Earlier this week, I made a mental note to write about one of the things I’ve learned from skating: to embrace inefficiency. I don’t learn (or write) things in a linear way; instead, I circle back to concepts, experiences, and movements. Moreover, these are not neat circles; I spend a lot of time and energy moving inside and out of those circles before I finally figure out where I’m going.
Well, this is certainly the case right now. It’s amazing how many times I can do the same move, and it’s still not right. And what can become frustrating is that these are not even big moves, like axels or double loops or flying camels. These are basic edges and turns. They are the ants of the skating world! They are everywhere. They can hold up an enormous amount of weight on their teeny tiny bodies (that is, if they are not squashed by improper technique).
The end of this week was tough. My knees hurt from trying some things that require more turnout than I have: Ina Bauers and mohawks. Not enough sleep one night seems to have messed up some of the left side recovery that has been pretty steady for the past month; my back feels stiff and my muscles don’t seem to engage as readily even though my balance is better. I’ve gotten pretty stuck on three-turns; even took a fall doing them during a lesson, which felt pretty pathetic.
In retrospect, though, I was able to figure out a few things that I will try next week. Laurie had me work on the back outside to forward outside edge (keeping upper ribcage down but space above the hips), the transitions between forward outside edges (rocking over onto the inside edge and getting a really good push to create the new direction) and on back swing rolls (not rotating the upper body on my free side). Ari had me watch the exit to my mohawk in the boards and I saw that I was pretty far forward on my blade on the back inside edge. I have to work to get that weight back but once I do, it’s much more stable.
When I feel down, I try to visualize myself doing some perfect edges. Last night I even had a dream about doing some gorgeous progressives (okay, a little weird for non-skaters to imagine, but it was really fun for me).

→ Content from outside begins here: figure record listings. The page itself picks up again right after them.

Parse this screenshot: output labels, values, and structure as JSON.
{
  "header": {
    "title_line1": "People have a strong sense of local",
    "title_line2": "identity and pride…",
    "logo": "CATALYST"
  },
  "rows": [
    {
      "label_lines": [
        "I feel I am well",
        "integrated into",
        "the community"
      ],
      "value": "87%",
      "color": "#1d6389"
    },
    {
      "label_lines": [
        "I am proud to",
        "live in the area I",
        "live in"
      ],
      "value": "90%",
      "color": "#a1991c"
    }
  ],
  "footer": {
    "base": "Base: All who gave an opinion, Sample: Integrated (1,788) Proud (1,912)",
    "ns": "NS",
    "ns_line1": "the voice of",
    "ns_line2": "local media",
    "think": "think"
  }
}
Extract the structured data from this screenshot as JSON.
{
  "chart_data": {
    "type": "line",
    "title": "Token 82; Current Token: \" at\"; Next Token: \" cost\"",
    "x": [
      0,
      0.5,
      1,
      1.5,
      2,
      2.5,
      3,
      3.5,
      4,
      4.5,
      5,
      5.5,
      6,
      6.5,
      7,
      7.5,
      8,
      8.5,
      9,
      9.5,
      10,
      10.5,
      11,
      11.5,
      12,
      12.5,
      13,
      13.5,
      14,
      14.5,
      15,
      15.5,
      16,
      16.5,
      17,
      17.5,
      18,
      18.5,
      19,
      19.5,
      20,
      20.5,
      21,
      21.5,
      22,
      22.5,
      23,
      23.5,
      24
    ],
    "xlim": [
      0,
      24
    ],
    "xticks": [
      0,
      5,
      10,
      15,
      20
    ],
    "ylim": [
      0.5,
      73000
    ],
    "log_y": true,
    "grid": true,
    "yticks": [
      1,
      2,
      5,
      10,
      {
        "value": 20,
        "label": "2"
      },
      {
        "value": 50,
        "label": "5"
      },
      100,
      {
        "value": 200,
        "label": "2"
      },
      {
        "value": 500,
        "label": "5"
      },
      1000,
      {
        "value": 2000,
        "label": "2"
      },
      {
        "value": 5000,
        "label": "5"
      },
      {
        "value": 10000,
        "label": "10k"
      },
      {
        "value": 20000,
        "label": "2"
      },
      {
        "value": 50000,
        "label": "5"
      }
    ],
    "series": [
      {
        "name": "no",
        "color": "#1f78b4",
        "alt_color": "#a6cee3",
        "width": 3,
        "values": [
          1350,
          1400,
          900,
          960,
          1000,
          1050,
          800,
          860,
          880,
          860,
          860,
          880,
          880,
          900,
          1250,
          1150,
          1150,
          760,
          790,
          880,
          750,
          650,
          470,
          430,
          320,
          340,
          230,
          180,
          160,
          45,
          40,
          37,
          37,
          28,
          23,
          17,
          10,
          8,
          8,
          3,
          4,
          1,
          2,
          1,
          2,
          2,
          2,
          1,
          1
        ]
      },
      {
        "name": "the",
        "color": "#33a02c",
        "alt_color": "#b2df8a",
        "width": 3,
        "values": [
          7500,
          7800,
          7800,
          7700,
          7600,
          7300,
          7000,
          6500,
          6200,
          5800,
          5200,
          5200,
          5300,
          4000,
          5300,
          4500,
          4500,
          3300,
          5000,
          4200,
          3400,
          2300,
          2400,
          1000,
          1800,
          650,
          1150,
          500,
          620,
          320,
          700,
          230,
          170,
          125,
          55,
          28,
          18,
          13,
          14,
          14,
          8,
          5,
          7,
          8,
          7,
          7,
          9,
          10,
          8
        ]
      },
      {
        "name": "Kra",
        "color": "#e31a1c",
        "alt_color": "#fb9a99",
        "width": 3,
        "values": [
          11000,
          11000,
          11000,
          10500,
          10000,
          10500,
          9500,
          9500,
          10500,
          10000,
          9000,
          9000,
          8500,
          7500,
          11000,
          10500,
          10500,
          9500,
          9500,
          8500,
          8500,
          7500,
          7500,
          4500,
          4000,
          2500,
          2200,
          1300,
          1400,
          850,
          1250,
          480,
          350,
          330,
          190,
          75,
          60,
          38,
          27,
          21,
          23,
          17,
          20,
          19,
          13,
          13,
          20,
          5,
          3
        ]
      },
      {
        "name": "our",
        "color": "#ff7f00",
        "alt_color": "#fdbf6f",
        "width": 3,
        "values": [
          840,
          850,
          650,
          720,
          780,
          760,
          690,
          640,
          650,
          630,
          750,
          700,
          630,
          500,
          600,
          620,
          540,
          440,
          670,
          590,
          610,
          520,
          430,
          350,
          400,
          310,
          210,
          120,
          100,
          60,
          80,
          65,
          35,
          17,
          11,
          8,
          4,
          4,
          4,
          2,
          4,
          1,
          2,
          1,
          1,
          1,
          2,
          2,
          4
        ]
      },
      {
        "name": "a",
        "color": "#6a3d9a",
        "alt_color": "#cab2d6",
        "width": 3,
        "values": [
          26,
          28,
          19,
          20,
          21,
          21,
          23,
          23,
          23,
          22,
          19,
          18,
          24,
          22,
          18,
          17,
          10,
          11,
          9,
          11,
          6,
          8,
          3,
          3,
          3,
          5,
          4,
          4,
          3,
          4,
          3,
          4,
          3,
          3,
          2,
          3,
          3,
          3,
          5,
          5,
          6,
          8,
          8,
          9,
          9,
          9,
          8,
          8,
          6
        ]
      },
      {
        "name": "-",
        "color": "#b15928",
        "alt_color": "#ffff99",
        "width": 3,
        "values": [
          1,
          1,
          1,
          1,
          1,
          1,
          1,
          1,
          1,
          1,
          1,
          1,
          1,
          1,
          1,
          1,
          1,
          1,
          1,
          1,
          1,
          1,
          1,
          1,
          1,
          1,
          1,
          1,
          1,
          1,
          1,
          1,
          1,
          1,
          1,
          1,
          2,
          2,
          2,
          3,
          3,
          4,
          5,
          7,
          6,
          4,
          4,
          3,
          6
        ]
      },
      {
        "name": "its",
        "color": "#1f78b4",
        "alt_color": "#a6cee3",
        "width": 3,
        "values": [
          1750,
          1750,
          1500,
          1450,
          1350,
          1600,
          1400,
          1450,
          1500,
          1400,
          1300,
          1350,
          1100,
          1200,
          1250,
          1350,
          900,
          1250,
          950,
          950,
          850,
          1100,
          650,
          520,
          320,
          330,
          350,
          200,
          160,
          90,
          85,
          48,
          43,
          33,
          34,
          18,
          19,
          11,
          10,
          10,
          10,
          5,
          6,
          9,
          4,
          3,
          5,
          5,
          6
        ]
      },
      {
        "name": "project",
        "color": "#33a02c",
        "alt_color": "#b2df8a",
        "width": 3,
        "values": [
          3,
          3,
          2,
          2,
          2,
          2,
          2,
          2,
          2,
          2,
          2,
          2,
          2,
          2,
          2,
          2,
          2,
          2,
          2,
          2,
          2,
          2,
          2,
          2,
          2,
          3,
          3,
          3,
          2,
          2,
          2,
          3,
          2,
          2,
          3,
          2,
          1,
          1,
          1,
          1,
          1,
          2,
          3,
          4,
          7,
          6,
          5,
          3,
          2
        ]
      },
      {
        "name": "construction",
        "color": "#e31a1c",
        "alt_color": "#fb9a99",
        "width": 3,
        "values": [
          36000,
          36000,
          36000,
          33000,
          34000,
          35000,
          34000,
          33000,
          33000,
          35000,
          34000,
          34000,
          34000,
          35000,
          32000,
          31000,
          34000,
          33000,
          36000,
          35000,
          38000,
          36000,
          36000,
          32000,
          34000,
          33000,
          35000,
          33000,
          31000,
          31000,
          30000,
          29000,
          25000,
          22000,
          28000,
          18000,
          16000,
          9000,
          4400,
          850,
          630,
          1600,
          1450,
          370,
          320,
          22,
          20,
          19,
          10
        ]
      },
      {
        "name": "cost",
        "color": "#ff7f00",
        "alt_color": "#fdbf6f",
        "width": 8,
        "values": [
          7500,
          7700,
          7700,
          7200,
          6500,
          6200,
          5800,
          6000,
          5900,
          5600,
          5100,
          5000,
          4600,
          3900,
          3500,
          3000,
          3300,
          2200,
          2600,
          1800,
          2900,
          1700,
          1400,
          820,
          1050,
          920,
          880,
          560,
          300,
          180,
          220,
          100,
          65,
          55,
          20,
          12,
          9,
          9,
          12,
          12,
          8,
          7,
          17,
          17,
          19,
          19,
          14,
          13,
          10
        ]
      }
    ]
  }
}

Still, when I’m on the ice, there’s the cold, cold reality (and honestly, Minnesota dropped 40 degrees this week).
It would be much easier if there were an immediate fix, or even a clear path: A goes to B, which takes us neatly hand-in-hand to C. But that never has been the case for me or if it works out neatly (like my loop jump way back when), I realize later that the sense of neatness was really an illusion, with all kinds of things going on to make it happen.
So the saving grace is that I realize that to some extent it is all about the inefficiency, the circularity, the bobbling in and out of circles. First of all, I burn way more calories this way. Second, I’m facing a philosophical problem of the highest order: how to find joy in the chaos, contentment in imperfection? Third, I’m dealing with this problem through action rather than contemplation, like Hamlet finally does in Act V. The readiness is all.
When composing this post, I wrote a bit more about Hamlet that got lost in the ether: rage, madness, death, repeat. Trying to upload a picture (my “frozen fractal” from a nice collection of images of fractals in nature) got a little wonky so I lost that thought. How appropriate. Back to the ice tomorrow. Circularity reigns.